A user's guide to a data base of the diversity of Pseudomonas syringae and its application to classifying strains in this phylogenetic complex

• Published in: PloS one Vol. 9; no. 9; p. e105547
• Main Authors: Berge, Odile, Monteil, Caroline L, Bartoli, Claudia, Chandeysson, Charlotte, Guilbaud, Caroline, Sands, David C, Morris, Cindy E
• Format: Journal Article
• Language: English
• Published: United States Public Library of Science 2014; Public Library of Science (PLoS)
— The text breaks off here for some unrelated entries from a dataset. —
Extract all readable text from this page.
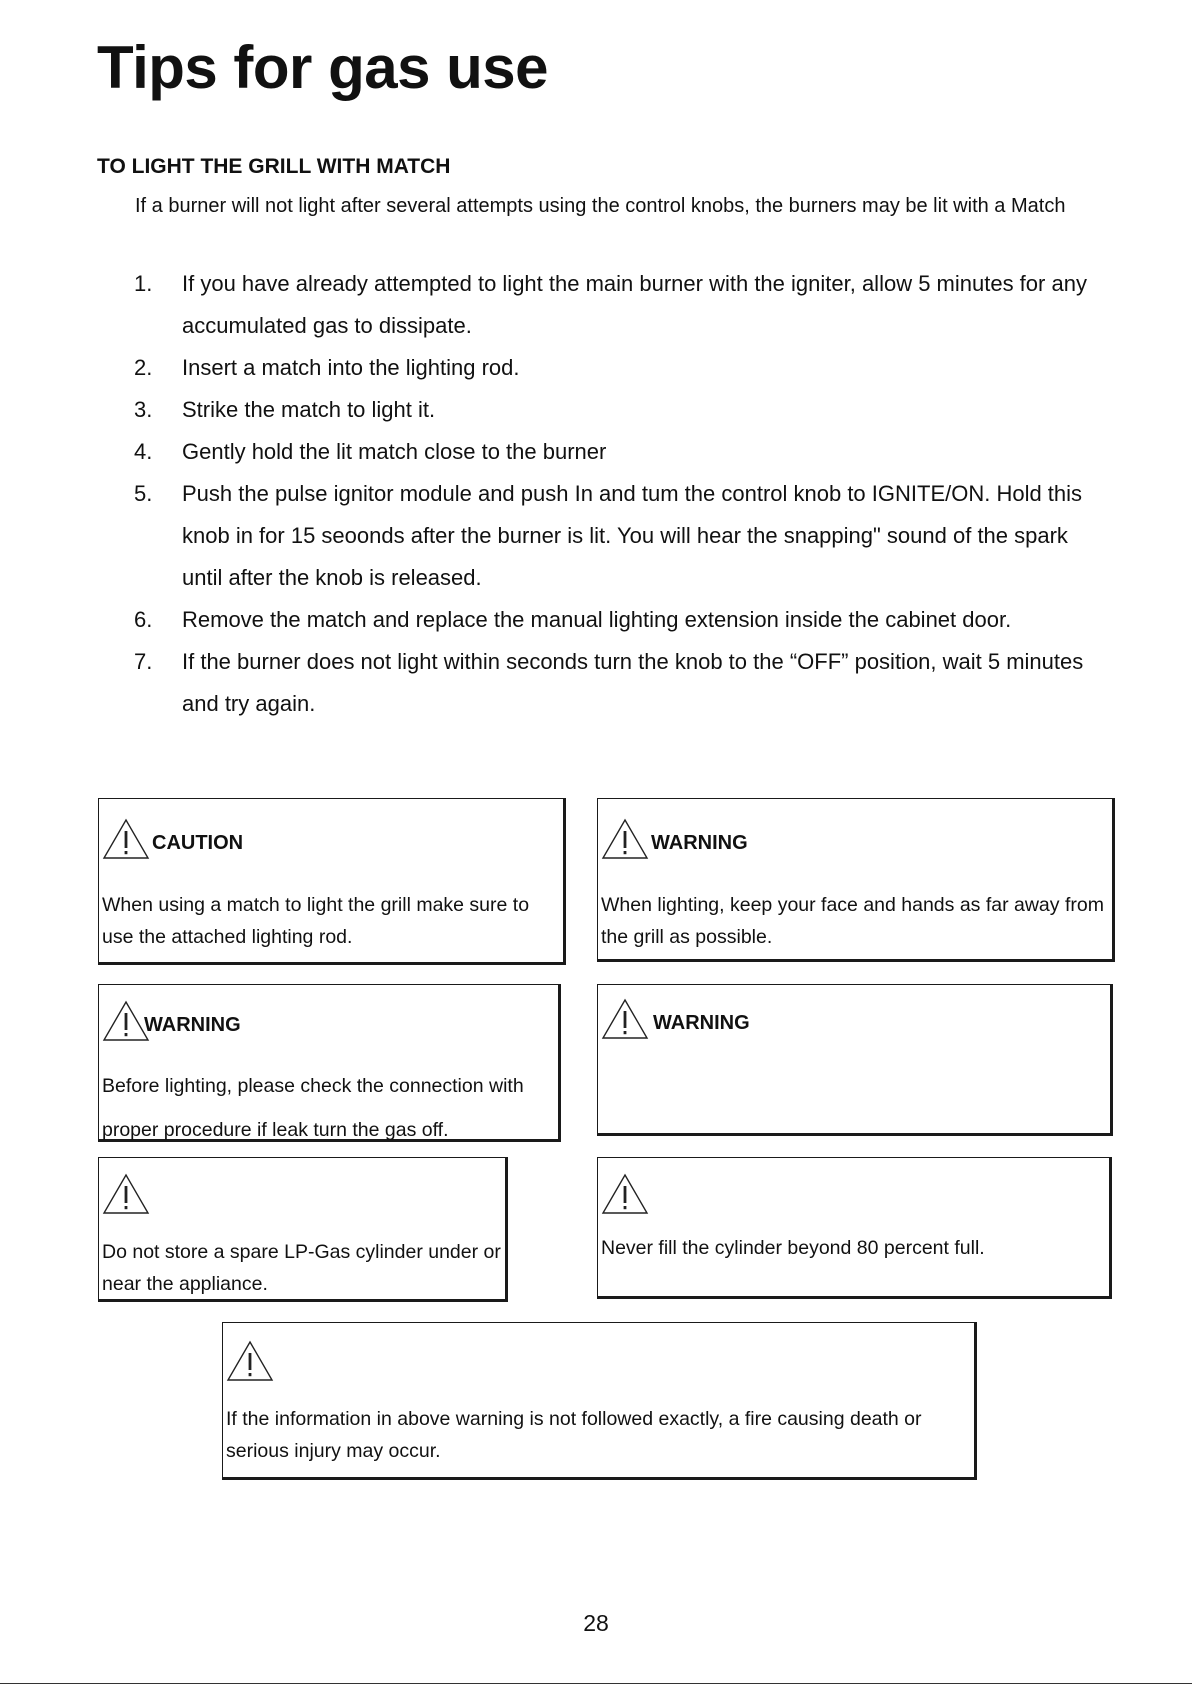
Tips for gas use
TO LIGHT THE GRILL WITH MATCH
If a burner will not light after several attempts using the control knobs, the burners may be lit with a Match
1.	If you have already attempted to light the main burner with the igniter, allow 5 minutes for any accumulated gas to dissipate.
2.	Insert a match into the lighting rod.
3.	Strike the match to light it.
4.	Gently hold the lit match close to the burner
5.	Push the pulse ignitor module and push In and tum the control knob to IGNITE/ON. Hold this knob in for 15 seoonds after the burner is lit. You will hear the snapping" sound of the spark until after the knob is released.
6.	Remove the match and replace the manual lighting extension inside the cabinet door.
7.	If the burner does not light within seconds turn the knob to the “OFF” position, wait 5 minutes and try again.
CAUTION
When using a match to light the grill make sure to use the attached lighting rod.
WARNING
When lighting, keep your face and hands as far away from the grill as possible.
WARNING
Before lighting, please check the connection with proper procedure if leak turn the gas off.
WARNING
Do not store a spare LP-Gas cylinder under or near the appliance.
Never fill the cylinder beyond 80 percent full.
If the information in above warning is not followed exactly, a fire causing death or serious injury may occur.
28
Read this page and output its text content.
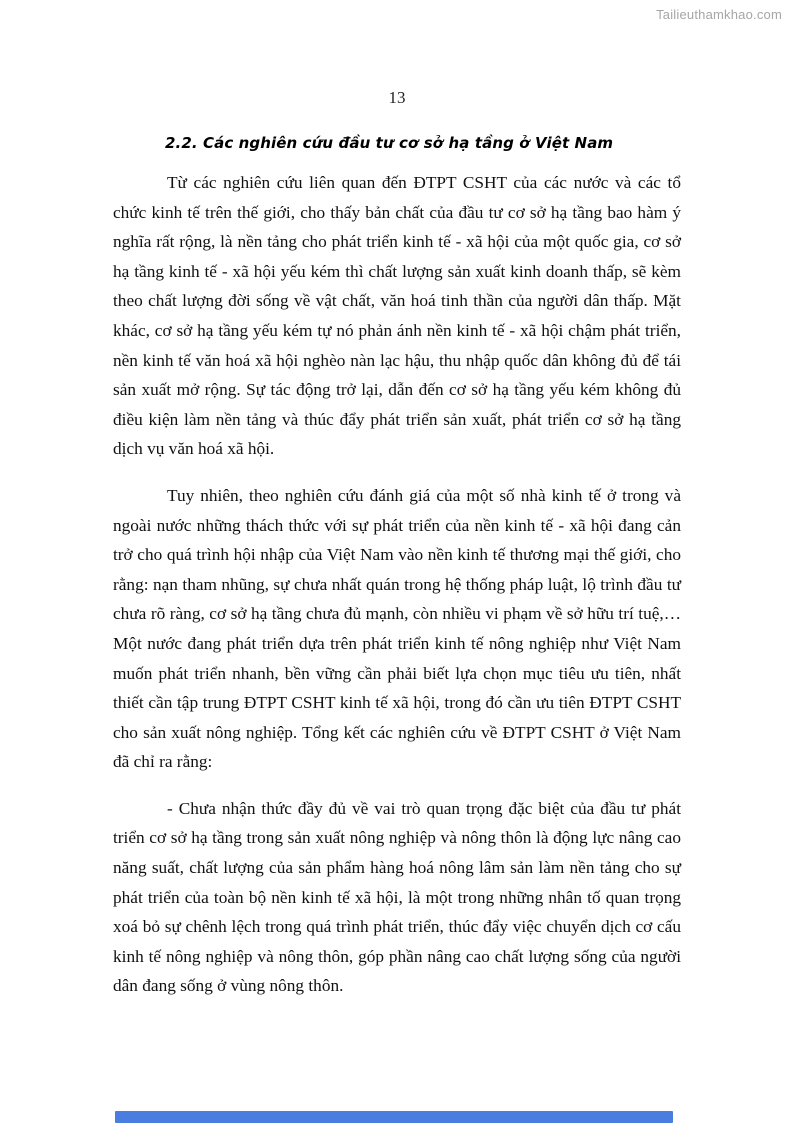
Tailieuthamkhao.com
13
2.2. Các nghiên cứu đầu tư cơ sở hạ tầng ở Việt Nam

Từ các nghiên cứu liên quan đến ĐTPT CSHT của các nước và các tổ chức kinh tế trên thế giới, cho thấy bản chất của đầu tư cơ sở hạ tầng bao hàm ý nghĩa rất rộng, là nền tảng cho phát triển kinh tế - xã hội của một quốc gia, cơ sở hạ tầng kinh tế - xã hội yếu kém thì chất lượng sản xuất kinh doanh thấp, sẽ kèm theo chất lượng đời sống về vật chất, văn hoá tinh thần của người dân thấp. Mặt khác, cơ sở hạ tầng yếu kém tự nó phản ánh nền kinh tế - xã hội chậm phát triển, nền kinh tế văn hoá xã hội nghèo nàn lạc hậu, thu nhập quốc dân không đủ để tái sản xuất mở rộng. Sự tác động trở lại, dẫn đến cơ sở hạ tầng yếu kém không đủ điều kiện làm nền tảng và thúc đẩy phát triển sản xuất, phát triển cơ sở hạ tầng dịch vụ văn hoá xã hội.

Tuy nhiên, theo nghiên cứu đánh giá của một số nhà kinh tế ở trong và ngoài nước những thách thức với sự phát triển của nền kinh tế - xã hội đang cản trở cho quá trình hội nhập của Việt Nam vào nền kinh tế thương mại thế giới, cho rằng: nạn tham nhũng, sự chưa nhất quán trong hệ thống pháp luật, lộ trình đầu tư chưa rõ ràng, cơ sở hạ tầng chưa đủ mạnh, còn nhiều vi phạm về sở hữu trí tuệ,…Một nước đang phát triển dựa trên phát triển kinh tế nông nghiệp như Việt Nam muốn phát triển nhanh, bền vững cần phải biết lựa chọn mục tiêu ưu tiên, nhất thiết cần tập trung ĐTPT CSHT kinh tế xã hội, trong đó cần ưu tiên ĐTPT CSHT cho sản xuất nông nghiệp. Tổng kết các nghiên cứu về ĐTPT CSHT ở Việt Nam đã chỉ ra rằng:

- Chưa nhận thức đầy đủ về vai trò quan trọng đặc biệt của đầu tư phát triển cơ sở hạ tầng trong sản xuất nông nghiệp và nông thôn là động lực nâng cao năng suất, chất lượng của sản phẩm hàng hoá nông lâm sản làm nền tảng cho sự phát triển của toàn bộ nền kinh tế xã hội, là một trong những nhân tố quan trọng xoá bỏ sự chênh lệch trong quá trình phát triển, thúc đẩy việc chuyển dịch cơ cấu kinh tế nông nghiệp và nông thôn, góp phần nâng cao chất lượng sống của người dân đang sống ở vùng nông thôn.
• Subjects: Agricultural sciences; Bacteria; Base Sequence; Biodiversity and Ecology; Biology and Life Sciences; Citrate (si)-Synthase - genetics; Citrate synthase; Classification; Cucumis melo; Data processing; Databases, Genetic; Deoxyribonucleic acid; DNA; Ecology and Environmental Sciences; Ecosystem; Environmental Sciences; Gangrene; Generalized linear models; Genes; Genes, Bacterial; Genes, Essential; Genetic analysis; Genetic diversity; Genetic Variation; Genome, Bacterial; Genomes; Genotype; Habitats; Hybridization; Hydrologic cycle; Life Sciences; Molecular Sequence Data; Multilocus Sequence Typing; National parks; Pathogens; Phenotype; Phylogenetics; Phylogeny; Physiology; Plant pathology; Plant sciences; Pseudomonas; Pseudomonas syringae; Pseudomonas syringae - classification; Pseudomonas syringae - genetics; RNA polymerase; Strains (organisms); Water cycle; Italy; Montana; France; United States > US
• ISSN: 1932-6203; 1932-6203
• DOI: 10.1371/journal.pone.0105547

The Pseudomonas syringae complex is composed of numerous genetic lineages of strains from both agricultural and environmental habitats including habitats closely linked to the water cycle. The new insights from the discovery of this bacterial species in habitats outside of agricultural contexts per se have led to the revelation of a wide diversity of strains in this complex beyond what was known from agricultural contexts. Here, through Multi Locus Sequence Typing (MLST) of 216 strains, we identified 23 clades within 13 phylogroups among which the seven previously described P. syringae phylogroups were included. The phylogeny of the core genome of 29 strains representing nine phylogroups was similar to the phylogeny obtained with MLST thereby confirming the robustness of MLST-phylogroups. We show that phenotypic traits rarely provide a satisfactory means for classification of strains even if some combinations are highly probable in some phylogroups. We demonstrate that the citrate synthase (cts) housekeeping gene can accurately predict the phylogenetic affiliation for more than 97% of strains tested. We propose a list of cts sequences to be used as a simple tool for quickly and precisely classifying new strains. Finally, our analysis leads to predictions about the diversity of P. syringae that is yet to be discovered. We present here an expandable framework mainly based on cts genetic analysis into which more diversity can be integrated.